MICHELLE ZAUNER beschreibt das neue Album JUBILEE als einen Kampf ums Glück, der angesichts der schwierigen Umstände, die die ersten beiden Alben hervorgebracht haben, eine besondere Bedeutung erhält.

Das dritte Studioalbum von Japanese Breakfast beginnt mit „Paprika“, das nur aus Hörnern besteht und in dem klanglichen Äquivalent eines Aufwachens aus dem Schlaf, frisch und hell, gedeiht. „Slide Tackle“ hat ein Saxophon-Solo, das Carly Rae Jepsen’s „Run Away With Me“ um sein Geld bringt. Die erste Hälfte des Albums ist wahnsinnig verspielt, aber auf halbem Weg ist Zauner’s pointierte Lyrik, deren Schwere man in der Funkiness wie „Be Sweet“ leicht übersehen könnte, schwer zu ignorieren. „The world divides into two people“, singt Zauner auf „Posing in Bondage“, „those who have felt pain and those who have yet to.“ Diese härteren Tracks, deren Düsterkeit fast hinterhältig ist, unterstreichen das Album – sie haben einen poppigen, flotten Beat, und man kann immer noch dazu tanzen, wenn man beschwipst ist, aber wenn man betrunken ist, kann man weinen.
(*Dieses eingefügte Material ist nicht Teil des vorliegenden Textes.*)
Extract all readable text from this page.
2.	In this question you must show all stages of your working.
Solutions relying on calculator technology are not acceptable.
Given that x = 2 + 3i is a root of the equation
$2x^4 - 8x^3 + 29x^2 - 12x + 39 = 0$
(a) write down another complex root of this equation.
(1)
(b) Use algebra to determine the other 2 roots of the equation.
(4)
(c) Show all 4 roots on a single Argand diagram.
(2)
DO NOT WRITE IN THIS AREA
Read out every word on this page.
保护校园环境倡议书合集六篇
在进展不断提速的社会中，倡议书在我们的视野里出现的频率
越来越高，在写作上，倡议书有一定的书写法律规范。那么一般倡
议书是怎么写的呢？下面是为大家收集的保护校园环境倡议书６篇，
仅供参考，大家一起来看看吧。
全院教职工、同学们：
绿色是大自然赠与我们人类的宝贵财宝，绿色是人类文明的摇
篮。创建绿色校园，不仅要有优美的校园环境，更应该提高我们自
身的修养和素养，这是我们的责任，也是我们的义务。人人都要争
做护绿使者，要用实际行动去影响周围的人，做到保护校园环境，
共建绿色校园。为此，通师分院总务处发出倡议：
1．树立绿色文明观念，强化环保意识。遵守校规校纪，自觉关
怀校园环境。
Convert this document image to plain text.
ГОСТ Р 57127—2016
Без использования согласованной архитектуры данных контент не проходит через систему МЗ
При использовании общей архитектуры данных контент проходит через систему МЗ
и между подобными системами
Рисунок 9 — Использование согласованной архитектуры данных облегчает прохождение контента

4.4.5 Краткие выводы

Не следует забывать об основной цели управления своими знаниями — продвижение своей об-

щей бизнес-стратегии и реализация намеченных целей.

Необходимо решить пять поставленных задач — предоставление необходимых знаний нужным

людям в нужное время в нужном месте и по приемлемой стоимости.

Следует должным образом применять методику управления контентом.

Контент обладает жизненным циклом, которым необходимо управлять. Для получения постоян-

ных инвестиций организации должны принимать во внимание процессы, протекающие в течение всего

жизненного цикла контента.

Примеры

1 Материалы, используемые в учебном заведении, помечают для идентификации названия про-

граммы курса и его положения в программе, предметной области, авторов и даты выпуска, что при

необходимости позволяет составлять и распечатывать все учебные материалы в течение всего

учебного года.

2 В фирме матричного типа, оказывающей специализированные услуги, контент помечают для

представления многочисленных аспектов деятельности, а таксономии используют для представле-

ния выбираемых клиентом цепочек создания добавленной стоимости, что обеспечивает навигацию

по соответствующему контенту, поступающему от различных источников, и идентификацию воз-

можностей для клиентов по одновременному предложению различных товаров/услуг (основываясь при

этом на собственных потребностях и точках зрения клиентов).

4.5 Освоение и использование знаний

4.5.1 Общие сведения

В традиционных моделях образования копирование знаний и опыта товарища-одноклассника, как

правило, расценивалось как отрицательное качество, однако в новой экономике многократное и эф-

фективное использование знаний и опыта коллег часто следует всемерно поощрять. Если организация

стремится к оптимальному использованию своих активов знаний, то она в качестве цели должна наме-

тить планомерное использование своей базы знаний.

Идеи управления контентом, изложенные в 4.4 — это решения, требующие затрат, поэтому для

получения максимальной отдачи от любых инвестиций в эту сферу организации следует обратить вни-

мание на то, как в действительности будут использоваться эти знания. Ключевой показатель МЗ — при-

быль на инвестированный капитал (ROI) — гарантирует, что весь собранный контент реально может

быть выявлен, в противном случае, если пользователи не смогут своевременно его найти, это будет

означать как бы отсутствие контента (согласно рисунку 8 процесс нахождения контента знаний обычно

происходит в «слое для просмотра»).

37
Die Buchstütze zu „Paprika“ kommt beim knapp siebenminütigen Schluss, „Posing for Cars“. Für ein Album mit kaum einem Moment der Stille, holt „Posing for Cars“ diesbezüglich alles nach, denn nach mehr als der Hälfte des Tracks wird der langsame Aufbau einem meditativen Outro überlassen, das Zauner Zeit gibt, ein ausdrucksstarkes Solo zu erkunden. Das Jonglieren widersprüchlicher Perspektiven kommt auch in Zauner’s Liebesdarstellungen gut zur Geltung, da sie aufschlussreich die Gefahren erkundet, die sich mit einem romantischen Partner auf vereinbarte Fantasien einlassen. Für diese einzigartige Künstlerin ist Musik die Chance, sich die überschwänglichen Möglichkeiten des Lebens und der Liebe vorzustellen und gleichzeitig ihre aufregenderen Realitäten herauszukitzeln.

Eingehüllt in eine warme und geradezu überschwängliche Aura ist „Jubilee“ weit entfernt vom Sci-Fi-Shoegaze ihres letzten Albums, dafür umso näher am Nebenprojekt Bumper. Es ist letztlich ein jubelndes und äußerst süßes Erlebnis.